Jorge Cabello Pizarro (24 July 1927 – 15 April 2016) was a Chilean physician, footballer, and politician.

He served as Deputy for the 12th Departamental Group (Talca, Lontué and Curepto) during the XLV Legislative Period (1965–1969) and the XLVI Legislative Period (1969–1973).

==Early life and education==
Cabello was born in Rancagua in 1927, the son of Juan Cabello Ugarte and Berta Pizarro Ramos. He studied at School No. 139 of Quinta Normal and later at the Liceo Valentín Letelier de Santiago. He pursued medicine at the University of Chile, graduating as a physician and surgeon in 1954, with postgraduate specialization in Pediatrics and Plastic Surgery. He married María Luisa Taibo Briceño in 1952; the couple had four children.

==Medical career==
He worked as a physician at the Public Assistance and the National Health Service, was a surgeon at the Regional Hospital of Talca, and later taught at the Regional Catholic University of Talca.

==Political career==
Cabello joined the Radical Party in 1947 and rose within its ranks. He was elected regidor of Talca (1963–1967), later serving as Deputy for the 12th Departamental Group in the 1965 elections. He sat on the Standing Committees on Social Assistance and Hygiene, Agriculture and Colonization, and National Defense. Reelected in 1969, he served on the Standing Committees on Public Health (chair in 1970), Economy, Development and Reconstruction, and Internal Government. He also participated in special investigative committees on government ministries and corporate irregularities.
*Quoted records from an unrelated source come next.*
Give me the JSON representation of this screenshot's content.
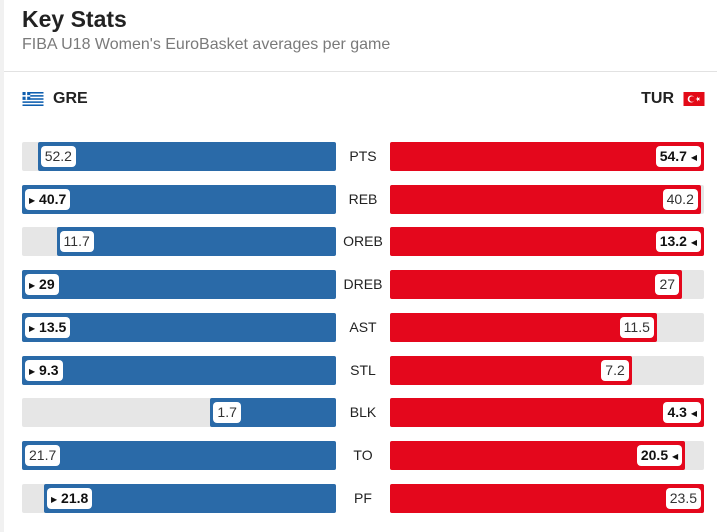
{
  "header": {
    "title": "Key Stats",
    "subtitle": "FIBA U18 Women's EuroBasket averages per game"
  },
  "teams": {
    "left": {
      "code": "GRE",
      "color": "#2a6aa8"
    },
    "right": {
      "code": "TUR",
      "color": "#e4071c"
    }
  },
  "stats": [
    {
      "label": "PTS",
      "gre": "52.2",
      "tur": "54.7",
      "gre_fill": 0.95,
      "tur_fill": 1.0,
      "leader": "tur"
    },
    {
      "label": "REB",
      "gre": "40.7",
      "tur": "40.2",
      "gre_fill": 1.0,
      "tur_fill": 0.99,
      "leader": "gre"
    },
    {
      "label": "OREB",
      "gre": "11.7",
      "tur": "13.2",
      "gre_fill": 0.89,
      "tur_fill": 1.0,
      "leader": "tur"
    },
    {
      "label": "DREB",
      "gre": "29",
      "tur": "27",
      "gre_fill": 1.0,
      "tur_fill": 0.93,
      "leader": "gre"
    },
    {
      "label": "AST",
      "gre": "13.5",
      "tur": "11.5",
      "gre_fill": 1.0,
      "tur_fill": 0.85,
      "leader": "gre"
    },
    {
      "label": "STL",
      "gre": "9.3",
      "tur": "7.2",
      "gre_fill": 1.0,
      "tur_fill": 0.77,
      "leader": "gre"
    },
    {
      "label": "BLK",
      "gre": "1.7",
      "tur": "4.3",
      "gre_fill": 0.4,
      "tur_fill": 1.0,
      "leader": "tur"
    },
    {
      "label": "TO",
      "gre": "21.7",
      "tur": "20.5",
      "gre_fill": 1.0,
      "tur_fill": 0.94,
      "leader": "tur"
    },
    {
      "label": "PF",
      "gre": "21.8",
      "tur": "23.5",
      "gre_fill": 0.93,
      "tur_fill": 1.0,
      "leader": "gre"
    }
  ]
}
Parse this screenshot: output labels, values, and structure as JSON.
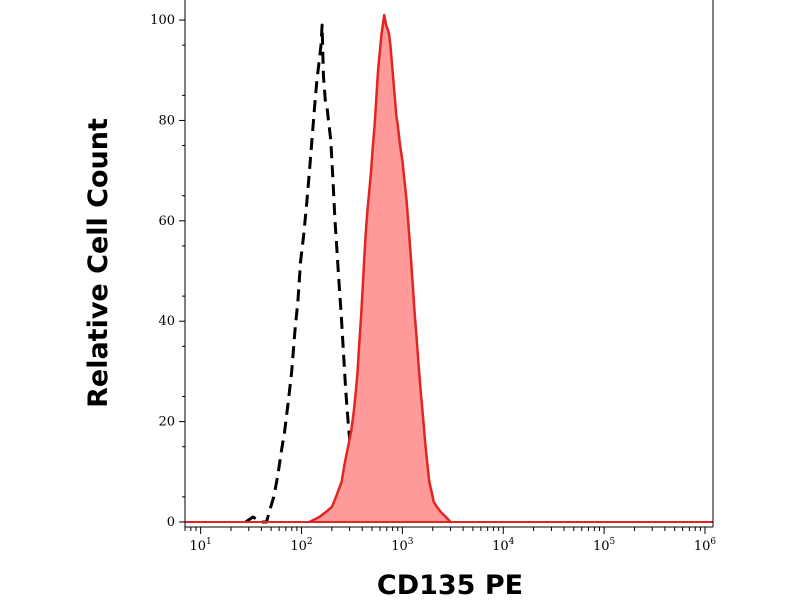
{
  "chart_data": {
    "type": "area",
    "title": "",
    "xlabel": "CD135 PE",
    "ylabel": "Relative Cell Count",
    "x_scale": "log",
    "xlim": [
      7,
      1200000
    ],
    "ylim": [
      -1,
      104
    ],
    "x_ticks": [
      {
        "value": 10,
        "base": "10",
        "exp": "1"
      },
      {
        "value": 100,
        "base": "10",
        "exp": "2"
      },
      {
        "value": 1000,
        "base": "10",
        "exp": "3"
      },
      {
        "value": 10000,
        "base": "10",
        "exp": "4"
      },
      {
        "value": 100000,
        "base": "10",
        "exp": "5"
      },
      {
        "value": 1000000,
        "base": "10",
        "exp": "6"
      }
    ],
    "y_ticks": [
      {
        "value": 0,
        "label": "0"
      },
      {
        "value": 20,
        "label": "20"
      },
      {
        "value": 40,
        "label": "40"
      },
      {
        "value": 60,
        "label": "60"
      },
      {
        "value": 80,
        "label": "80"
      },
      {
        "value": 100,
        "label": "100"
      }
    ],
    "grid": false,
    "series": [
      {
        "style": "dashed",
        "color": "#000000",
        "filled": false,
        "points": [
          [
            28,
            0
          ],
          [
            33,
            1
          ],
          [
            40,
            0
          ],
          [
            45,
            0
          ],
          [
            48,
            2
          ],
          [
            53,
            5
          ],
          [
            58,
            9
          ],
          [
            63,
            14
          ],
          [
            68,
            18
          ],
          [
            74,
            24
          ],
          [
            80,
            30
          ],
          [
            86,
            38
          ],
          [
            92,
            44
          ],
          [
            98,
            52
          ],
          [
            105,
            57
          ],
          [
            112,
            63
          ],
          [
            120,
            70
          ],
          [
            128,
            77
          ],
          [
            135,
            83
          ],
          [
            142,
            88
          ],
          [
            150,
            92
          ],
          [
            156,
            95
          ],
          [
            160,
            99
          ],
          [
            165,
            89
          ],
          [
            172,
            84
          ],
          [
            178,
            83
          ],
          [
            185,
            80
          ],
          [
            195,
            76
          ],
          [
            205,
            68
          ],
          [
            215,
            60
          ],
          [
            225,
            54
          ],
          [
            235,
            48
          ],
          [
            248,
            41
          ],
          [
            260,
            34
          ],
          [
            275,
            26
          ],
          [
            290,
            20
          ],
          [
            305,
            15
          ],
          [
            320,
            12
          ],
          [
            340,
            9
          ],
          [
            360,
            6
          ],
          [
            380,
            3
          ],
          [
            400,
            1
          ],
          [
            430,
            0
          ]
        ]
      },
      {
        "style": "solid",
        "color": "#e32424",
        "fill": "#ff9a9a",
        "filled": true,
        "points": [
          [
            120,
            0
          ],
          [
            150,
            1
          ],
          [
            175,
            2
          ],
          [
            200,
            3
          ],
          [
            220,
            5
          ],
          [
            250,
            8
          ],
          [
            270,
            12
          ],
          [
            290,
            15
          ],
          [
            310,
            18
          ],
          [
            330,
            22
          ],
          [
            345,
            26
          ],
          [
            360,
            30
          ],
          [
            375,
            36
          ],
          [
            390,
            41
          ],
          [
            405,
            47
          ],
          [
            420,
            53
          ],
          [
            435,
            58
          ],
          [
            450,
            62
          ],
          [
            470,
            66
          ],
          [
            490,
            70
          ],
          [
            510,
            75
          ],
          [
            530,
            79
          ],
          [
            550,
            84
          ],
          [
            565,
            88
          ],
          [
            580,
            91
          ],
          [
            600,
            94
          ],
          [
            620,
            97
          ],
          [
            640,
            99
          ],
          [
            660,
            101
          ],
          [
            690,
            99
          ],
          [
            720,
            98
          ],
          [
            740,
            97
          ],
          [
            760,
            95
          ],
          [
            790,
            91
          ],
          [
            830,
            86
          ],
          [
            870,
            81
          ],
          [
            900,
            79
          ],
          [
            950,
            75
          ],
          [
            1000,
            72
          ],
          [
            1050,
            68
          ],
          [
            1100,
            64
          ],
          [
            1150,
            59
          ],
          [
            1200,
            54
          ],
          [
            1260,
            48
          ],
          [
            1320,
            42
          ],
          [
            1380,
            37
          ],
          [
            1450,
            31
          ],
          [
            1520,
            26
          ],
          [
            1600,
            21
          ],
          [
            1680,
            16
          ],
          [
            1760,
            12
          ],
          [
            1850,
            8
          ],
          [
            1950,
            6
          ],
          [
            2050,
            4
          ],
          [
            2200,
            3
          ],
          [
            2400,
            2
          ],
          [
            2700,
            1
          ],
          [
            3000,
            0
          ]
        ]
      }
    ]
  }
}
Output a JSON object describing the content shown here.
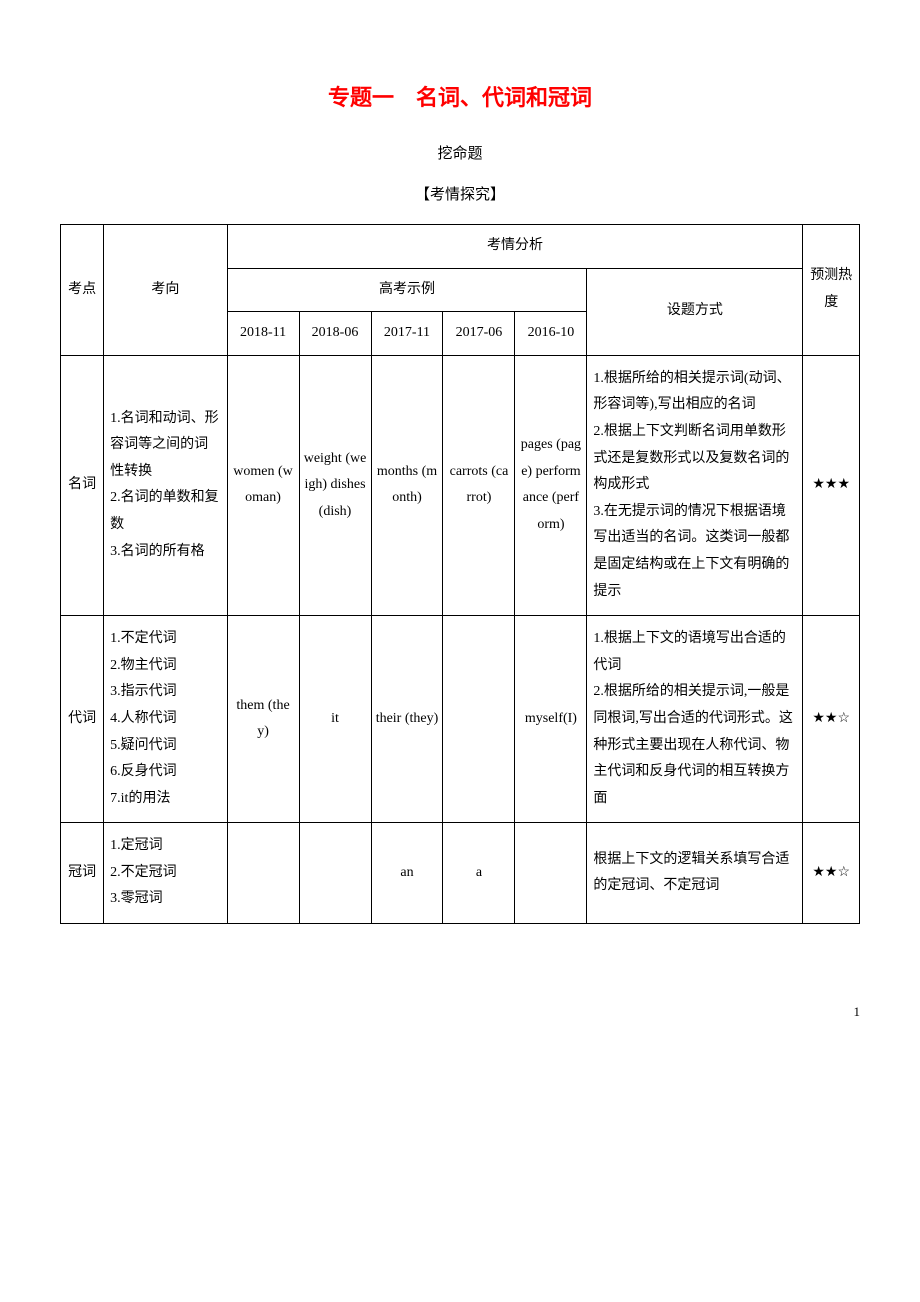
{
  "title": "专题一　名词、代词和冠词",
  "subtitle": "挖命题",
  "section_label": "【考情探究】",
  "header": {
    "kaodian": "考点",
    "kaoxiang": "考向",
    "fenxi": "考情分析",
    "yuce": "预测热度",
    "shili": "高考示例",
    "fangshi": "设题方式"
  },
  "exam_cols": [
    "2018-11",
    "2018-06",
    "2017-11",
    "2017-06",
    "2016-10"
  ],
  "rows": [
    {
      "kaodian": "名词",
      "kaoxiang": "1.名词和动词、形容词等之间的词性转换\n2.名词的单数和复数\n3.名词的所有格",
      "exams": [
        "women (woman)",
        "weight (weigh) dishes (dish)",
        "months (month)",
        "carrots (carrot)",
        "pages (page) performance (perform)"
      ],
      "fangshi": "1.根据所给的相关提示词(动词、形容词等),写出相应的名词\n2.根据上下文判断名词用单数形式还是复数形式以及复数名词的构成形式\n3.在无提示词的情况下根据语境写出适当的名词。这类词一般都是固定结构或在上下文有明确的提示",
      "redu": "★★★"
    },
    {
      "kaodian": "代词",
      "kaoxiang": "1.不定代词\n2.物主代词\n3.指示代词\n4.人称代词\n5.疑问代词\n6.反身代词\n7.it的用法",
      "exams": [
        "them (they)",
        "it",
        "their (they)",
        "",
        "myself(I)"
      ],
      "fangshi": "1.根据上下文的语境写出合适的代词\n2.根据所给的相关提示词,一般是同根词,写出合适的代词形式。这种形式主要出现在人称代词、物主代词和反身代词的相互转换方面",
      "redu": "★★☆"
    },
    {
      "kaodian": "冠词",
      "kaoxiang": "1.定冠词\n2.不定冠词\n3.零冠词",
      "exams": [
        "",
        "",
        "an",
        "a",
        ""
      ],
      "fangshi": "根据上下文的逻辑关系填写合适的定冠词、不定冠词",
      "redu": "★★☆"
    }
  ],
  "page_number": "1",
  "colors": {
    "title": "#ff0000",
    "border": "#000000",
    "text": "#000000",
    "background": "#ffffff"
  }
}
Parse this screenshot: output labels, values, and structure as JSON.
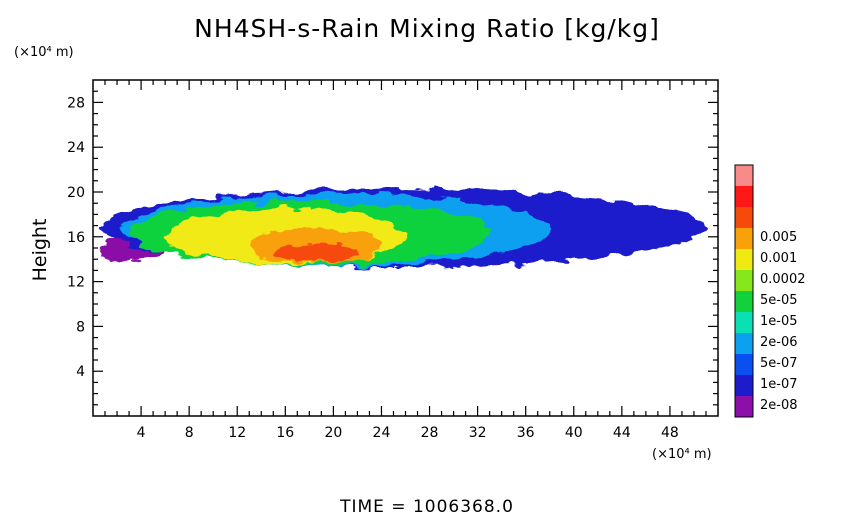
{
  "chart_data": {
    "type": "heatmap",
    "title": "NH4SH-s-Rain Mixing Ratio [kg/kg]",
    "ylabel": "Height",
    "xlabel": "",
    "x_unit": "(×10⁴ m)",
    "y_unit": "(×10⁴ m)",
    "xlim": [
      0,
      52
    ],
    "ylim": [
      0,
      30
    ],
    "x_ticks": [
      4,
      8,
      12,
      16,
      20,
      24,
      28,
      32,
      36,
      40,
      44,
      48
    ],
    "y_ticks": [
      4,
      8,
      12,
      16,
      20,
      24,
      28
    ],
    "grid": false,
    "colorbar": {
      "placement": "right",
      "levels": [
        "2e-08",
        "1e-07",
        "5e-07",
        "2e-06",
        "1e-05",
        "5e-05",
        "0.0002",
        "0.001",
        "0.005"
      ],
      "colors": [
        "#8b0fa8",
        "#1c1ccd",
        "#0a4ff0",
        "#0ba0f0",
        "#0ae0b4",
        "#11d23c",
        "#86e81a",
        "#f1ea12",
        "#f8a108",
        "#f64a0c",
        "#ff1818",
        "#f98a8a"
      ]
    },
    "regions": [
      {
        "level": 0,
        "x": [
          0.3,
          6
        ],
        "y": [
          13.8,
          15.8
        ]
      },
      {
        "level": 1,
        "x": [
          0.5,
          51
        ],
        "y": [
          13.3,
          20.3
        ]
      },
      {
        "level": 1,
        "x": [
          37,
          45
        ],
        "y": [
          14.0,
          18.6
        ]
      },
      {
        "level": 3,
        "x": [
          2.5,
          38
        ],
        "y": [
          13.4,
          19.8
        ]
      },
      {
        "level": 5,
        "x": [
          3,
          33
        ],
        "y": [
          13.5,
          19.2
        ]
      },
      {
        "level": 7,
        "x": [
          6,
          26
        ],
        "y": [
          13.6,
          18.5
        ]
      },
      {
        "level": 8,
        "x": [
          13,
          24
        ],
        "y": [
          13.7,
          16.8
        ]
      },
      {
        "level": 9,
        "x": [
          15,
          22
        ],
        "y": [
          13.8,
          15.4
        ]
      }
    ],
    "caption": "TIME = 1006368.0"
  }
}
Among the bills he cosponsored that became law were Law 17,289 (19 February 1970, pension revaluation fund increase) and Law 16,720 (12 December 1967, creating the National Blood Bank).

In 1973, he ran unsuccessfully for Senate representing Talca on the Unidad Popular list.

==Later life==
After the 1973 coup, Cabello focused on his medical career and clandestinely aided opposition figures. With the return of democracy, he served as municipal councillor of Talca (1992–2000) for the Radical Social Democratic Party (PRSD).

==Sports and memberships==
In his youth, he played football for Green Cross. He later became medical director for Rangers de Talca. He was active in the Colegio Médico de Chile, the Medical Sports Society, and other civic organizations, and was vice-president of the Chilean-Soviet Cultural Institute.